$400,000 is a lot of money. $400,000 could provide a lot in the way of transportation improvements for the Washington Metropolitan Area Transportation Authority. $400,000 is also the amount of money that Republic Representative Robert L. Barr, Jr. (Ga.) wants Metro to spend renaming the “National Airport” station to “Ronald Reagan Washington National Airport” station. Doing so also “honors” the former president?he would no doubt be impressed by a Metro stop bearing his name.
But regardless of one’s opinion of Ronald Reagan as president and of the merits of naming D.C.’s airport after him, Barr’s proposal makes little sense. If changing the station’s name made it easier for tourists and visitors to find the airport, he would be on more solid ground with his proposal. In actuality, however, Barr is simply riding on a power trip in the game of politics.

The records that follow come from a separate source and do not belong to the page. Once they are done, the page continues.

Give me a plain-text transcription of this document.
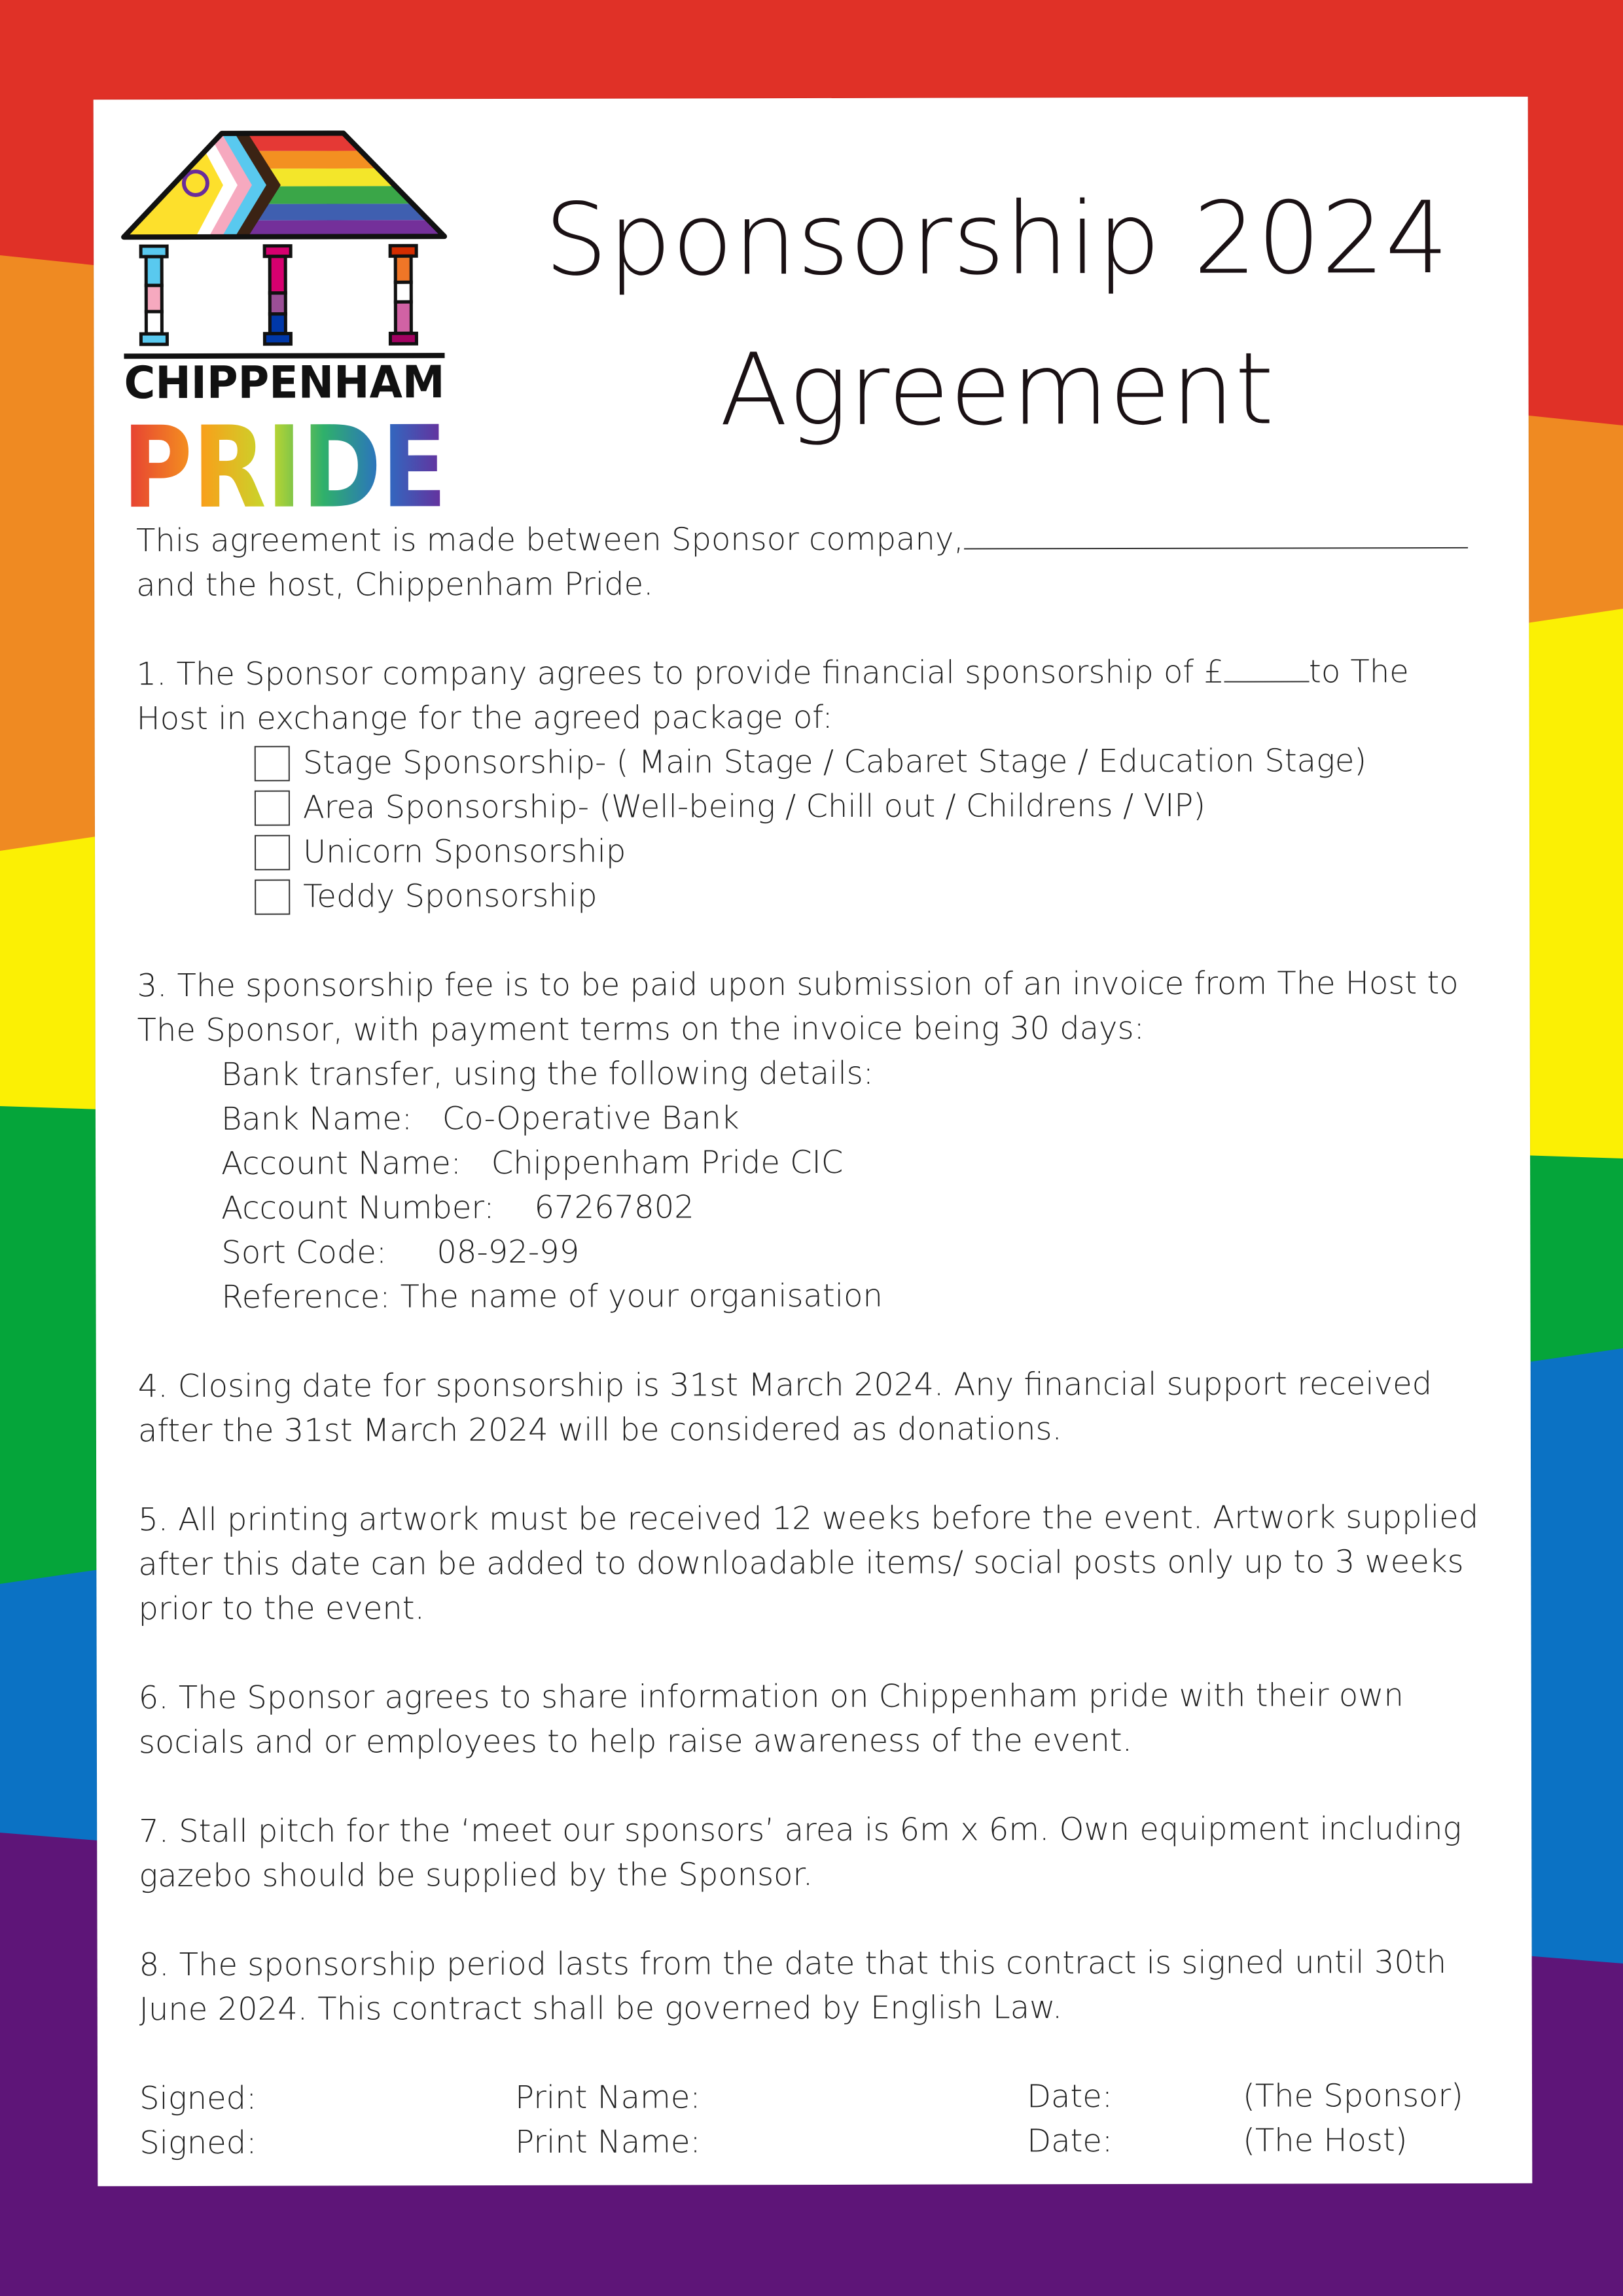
CHIPPENHAM
PRIDE
Sponsorship 2024
Agreement
This agreement is made between Sponsor company,
and the host, Chippenham Pride.
1. The Sponsor company agrees to provide financial sponsorship of £	to The
Host in exchange for the agreed package of:
Stage Sponsorship- ( Main Stage / Cabaret Stage / Education Stage)
Area Sponsorship- (Well-being / Chill out / Childrens / VIP)
Unicorn Sponsorship
Teddy Sponsorship
3. The sponsorship fee is to be paid upon submission of an invoice from The Host to
The Sponsor, with payment terms on the invoice being 30 days:
Bank transfer, using the following details:
Bank Name:   Co-Operative Bank
Account Name:   Chippenham Pride CIC
Account Number:    67267802
Sort Code:     08-92-99
Reference: The name of your organisation
4. Closing date for sponsorship is 31st March 2024. Any financial support received
after the 31st March 2024 will be considered as donations.
5. All printing artwork must be received 12 weeks before the event. Artwork supplied
after this date can be added to downloadable items/ social posts only up to 3 weeks
prior to the event.
6. The Sponsor agrees to share information on Chippenham pride with their own
socials and or employees to help raise awareness of the event.
7. Stall pitch for the ‘meet our sponsors’ area is 6m x 6m. Own equipment including
gazebo should be supplied by the Sponsor.
8. The sponsorship period lasts from the date that this contract is signed until 30th
June 2024. This contract shall be governed by English Law.
Signed:	Print Name:	Date:	(The Sponsor)
Signed:	Print Name:	Date:	(The Host)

Barr has not only demanded that Metro make the change, but he has also threatened to hold up millions of dollars in funding for Metro if the agency does not comply. This would mean important projects for commuters?the people who live and work in and around the District permanently, not Congressmen whose time here is limited by the whims of their constituents?could be delayed or lost altogether. These projects include miles of track to the Dulles Corridor in Virginia and to Largo Town Center in Maryland, as well as several stations, including one at New York Avenue on the Red Line and an addition to the Mt. Vernon Square station allowing access to the Washington Convention Center.
Congress needs to let Metro be what its name says it is: a regional transportation authority. Metro is not a political tool. Metro is not tourist guide. It exists to get Washingtonians and visitors from Point A to Point B as quickly and easily as possible, not to waste time caring about who thinks Point B should be named Point C. Barr should spend his time tackling more important issues and working to solve the problems that affect all citizens of the country, not just the ones who used to be president.